- Katif Location within the Gaza Strip
- Coordinates: 31°22′31″N 34°18′46″E﻿ / ﻿31.37528°N 34.31278°E
- Country: Israel
- Founded: 1985
- Founder: Bnei Akiva graduates

= Katif (Israeli settlement) =

Former Israeli settlement in the Gaza Strip

Katif (קָטִיף) was an Israeli settlement in the Gush Katif bloc in the Gaza Strip, about 1 km north of the Palestinian refugee camp of Deir al-Balah Camp.

==History==
Katif was founded as a moshav in 1977 by Orthodox Jews. The name is derived from the archeological site nearby, Tel Katifa.

Katif was founded as a paramilitary Nahal settlement in 1973, and handed over to civilians in 1977. Some 70 families, or 330 people, including 220 children, lived in the moshav. A religious elementary school and a high school located there served many of the other settlements in the region. The economy was based on a plastics factory, a fabric factory, and agriculture, including a nursery and a dairy farm.

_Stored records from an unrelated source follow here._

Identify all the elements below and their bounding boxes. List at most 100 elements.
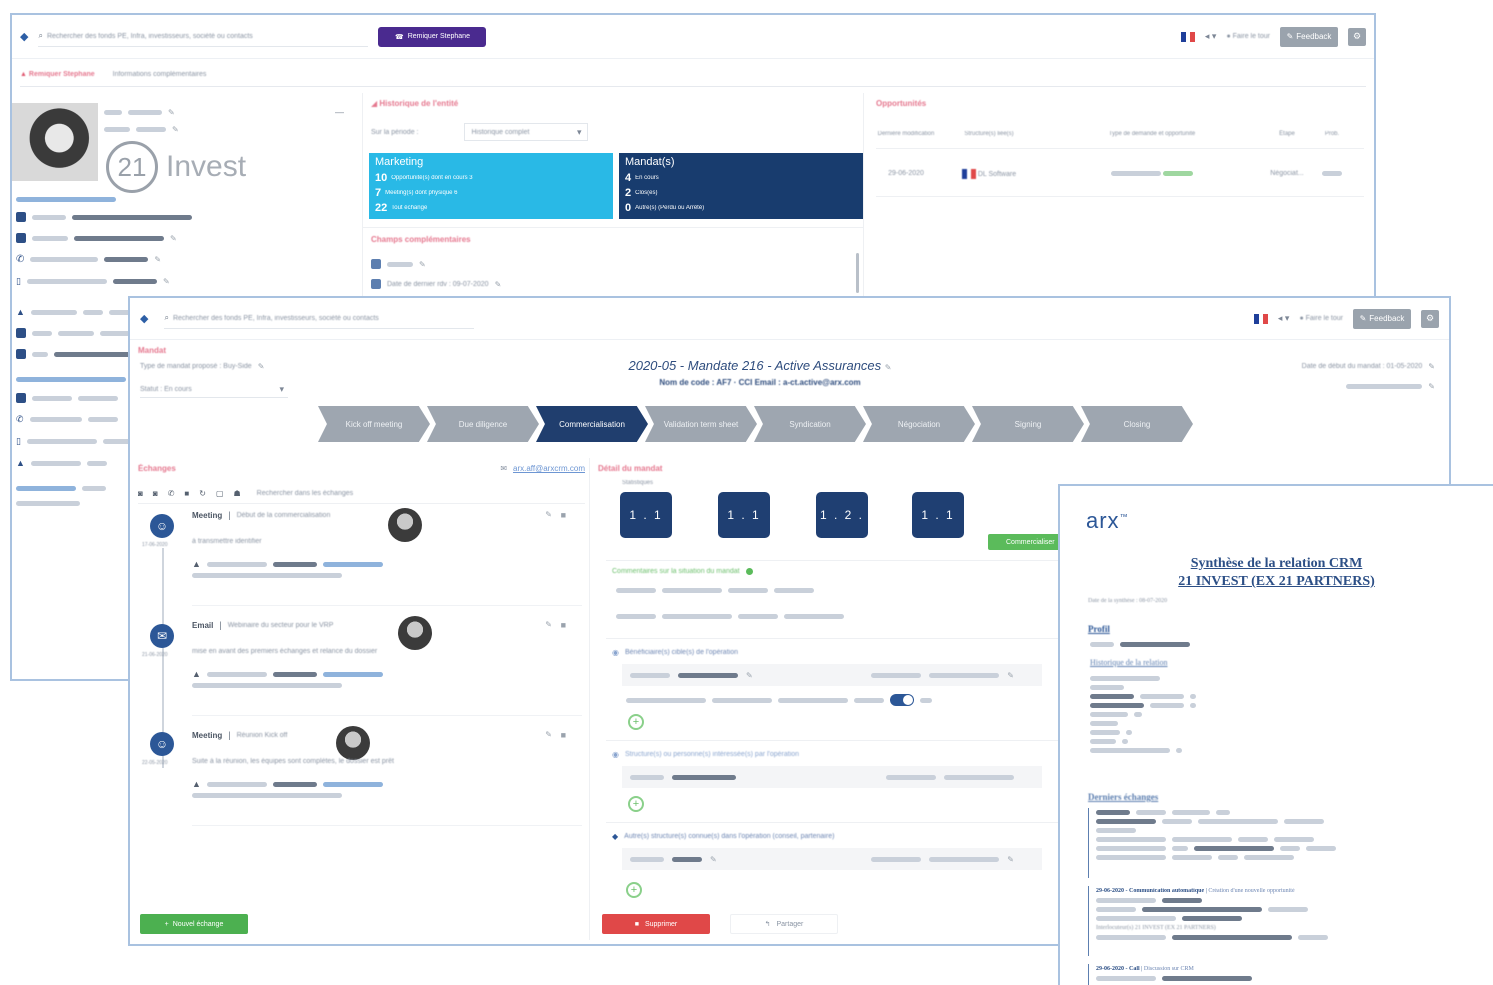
rocket-icon: ◢ [371, 99, 378, 108]
filter-task-icon[interactable]: ↻ [199, 489, 206, 498]
top-navbar: ◆ ⌕ Rechercher des fonds PE, Infra, inve… [130, 298, 1449, 340]
stage-kick-off[interactable]: Kick off meeting [318, 406, 430, 442]
france-flag-icon[interactable] [1180, 31, 1195, 42]
echanges-email-link[interactable]: arx.aff@arxcrm.com [513, 464, 585, 473]
briefcase-icon [16, 328, 26, 338]
filter-email-icon[interactable]: ◙ [153, 489, 158, 498]
opp-table-header: Dernière modification Structure(s) liée(… [876, 119, 1364, 149]
edit-icon[interactable]: ✎ [545, 730, 552, 739]
timeline-item[interactable]: Meeting | Réunion Kick off ✎ ■ Suite à la … [192, 726, 582, 826]
trash-icon: ■ [634, 920, 639, 928]
edit-icon[interactable]: ✎ [258, 362, 265, 371]
edit-icon[interactable]: ✎ [885, 363, 892, 372]
edit-icon[interactable]: ✎ [419, 260, 426, 269]
settings-icon[interactable]: ⚙ [1421, 309, 1439, 328]
filter-auto-icon[interactable]: ☗ [234, 489, 241, 498]
stage-signing[interactable]: Signing [972, 406, 1084, 442]
feedback-button[interactable]: ✎ Feedback [1280, 26, 1338, 47]
person-icon: ▲ [16, 307, 25, 317]
filter-call-icon[interactable]: ✆ [168, 489, 175, 498]
beneficiaire-row-2: ✎ [822, 664, 1022, 686]
edit-icon[interactable]: ✎ [1428, 382, 1435, 391]
avatar [398, 616, 432, 650]
delete-icon[interactable]: ■ [561, 620, 566, 630]
avatar [388, 508, 422, 542]
calendar-icon [371, 259, 381, 269]
email-icon: ✉ [150, 624, 174, 648]
user-icon: ▲ [20, 71, 27, 78]
statut-select[interactable]: Statut : En cours ▾ [140, 382, 288, 398]
add-beneficiaire-button[interactable]: + [628, 714, 644, 730]
tour-link[interactable]: ● Faire le tour [1299, 315, 1343, 322]
target-icon: ◉ [612, 648, 619, 657]
settings-icon[interactable]: ⚙ [1348, 27, 1366, 46]
periode-select[interactable]: Historique complet ▾ [464, 123, 589, 141]
tab-remiquer[interactable]: ▲ Remiquer Stephane [20, 71, 95, 78]
scrollbar[interactable] [856, 253, 859, 293]
table-row[interactable]: 29-06-2020 DL Software Négociat... [876, 151, 1364, 197]
home-icon[interactable]: ◆ [20, 30, 28, 43]
filter-doc-icon[interactable]: ▢ [216, 489, 224, 498]
top-navbar: ◆ ⌕ Rechercher des fonds PE, Infra, inve… [12, 15, 1374, 59]
stat-tile[interactable]: 1 . 2 . [816, 492, 868, 538]
timeline-item[interactable]: Email | Webinaire du secteur pour le VRP ✎… [192, 616, 582, 716]
mandate-title: 2020-05 - Mandate 216 - Active Assurance… [628, 358, 892, 373]
edit-icon[interactable]: ✎ [172, 125, 179, 134]
feedback-button[interactable]: ✎ Feedback [1353, 308, 1411, 329]
bookmark-icon: ◆ [612, 832, 619, 841]
historique-panel: ◢ Historique de l'entité Sur la période … [362, 93, 864, 303]
mandats-card[interactable]: Mandat(s) 4 En cours 2 Clos(es) 0 Autre(s) … [619, 153, 863, 219]
edit-icon[interactable]: ✎ [168, 108, 175, 117]
partager-button[interactable]: ↰ Partager [730, 914, 838, 934]
call-button[interactable]: ☎ Remiquer Stephane [378, 26, 487, 47]
echanges-search-input[interactable]: Rechercher dans les échanges [257, 490, 354, 497]
add-structure-button[interactable]: + [628, 796, 644, 812]
edit-icon[interactable]: ✎ [545, 510, 552, 519]
delete-mandate-button[interactable]: ■ Supprimer [602, 914, 710, 934]
marketing-card[interactable]: Marketing 10 Opportunité(s) dont en cours… [369, 153, 613, 219]
delete-icon[interactable]: ■ [561, 730, 566, 740]
stage-validation[interactable]: Validation term sheet [645, 406, 757, 442]
stage-commercialisation[interactable]: Commercialisation [536, 406, 648, 442]
home-icon[interactable]: ◆ [140, 312, 148, 325]
calendar-icon [371, 279, 381, 289]
tab-informations[interactable]: Informations complémentaires [113, 71, 207, 78]
filter-note-icon[interactable]: ■ [184, 489, 189, 498]
entity-tabs: ▲ Remiquer Stephane Informations complém… [20, 63, 1366, 87]
group-icon [16, 349, 26, 359]
report-document: arx™ Synthèse de la relation CRM 21 INVE… [1058, 484, 1493, 985]
tour-link[interactable]: ● Faire le tour [1226, 33, 1270, 40]
briefcase-icon [16, 233, 26, 243]
stage-negociation[interactable]: Négociation [863, 406, 975, 442]
briefcase-icon [16, 393, 26, 403]
mandate-subtitle: Nom de code : AF7 · CCI Email : a-ct.act… [659, 378, 861, 387]
filter-meeting-icon[interactable]: ◙ [138, 489, 143, 498]
france-flag-icon[interactable] [1253, 313, 1268, 324]
back-arrow-icon[interactable]: ◂ ▾ [1278, 313, 1290, 324]
delete-icon[interactable]: ■ [561, 510, 566, 520]
edit-icon[interactable]: ✎ [495, 280, 502, 289]
search-input[interactable]: ⌕ Rechercher des fonds PE, Infra, invest… [38, 27, 369, 47]
stat-tile[interactable]: 1 . 1 [912, 492, 964, 538]
edit-icon[interactable]: ✎ [545, 620, 552, 629]
share-icon: ↰ [764, 921, 771, 928]
stage-syndication[interactable]: Syndication [754, 406, 866, 442]
timeline-item[interactable]: Meeting | Début de la commercialisation ✎ … [192, 508, 582, 606]
toggle-switch[interactable] [890, 694, 914, 706]
stage-closing[interactable]: Closing [1081, 406, 1193, 442]
entity-photo [12, 103, 98, 181]
edit-icon[interactable]: ✎ [1428, 362, 1435, 371]
echanges-filters: ◙ ◙ ✆ ■ ↻ ▢ ☗ Rechercher dans les échang… [138, 484, 585, 504]
stat-tile[interactable]: 1 . 1 [620, 492, 672, 538]
search-input[interactable]: ⌕ Rechercher des fonds PE, Infra, invest… [164, 309, 475, 329]
add-autre-structure-button[interactable]: + [626, 882, 642, 898]
stage-due-diligence[interactable]: Due diligence [427, 406, 539, 442]
new-exchange-button[interactable]: + Nouvel échange [140, 914, 248, 934]
meeting-icon: ☺ [150, 514, 174, 538]
back-arrow-icon[interactable]: ◂ ▾ [1205, 31, 1217, 42]
opportunities-panel: Opportunités Dernière modification Struc… [870, 93, 1370, 303]
mail-icon: ✉ [500, 464, 508, 473]
stage-pipeline: Kick off meeting Due diligence Commercia… [318, 406, 1198, 442]
stat-tile[interactable]: 1 . 1 [718, 492, 770, 538]
phone-icon: ✆ [16, 254, 25, 265]
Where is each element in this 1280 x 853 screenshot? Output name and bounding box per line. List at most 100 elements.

Like all the Israeli settlements in the Gaza Strip, Katif was evacuated as part of the unilateral disengagement plan, decided on by the Israeli government in 2004.

After their eviction, most of the families (forty-five) chose to move to a temporary refugee camp adjacent to Amatzia, a previously non-religious moshav of thirty-five families, and start planning their permanent settlement in the area.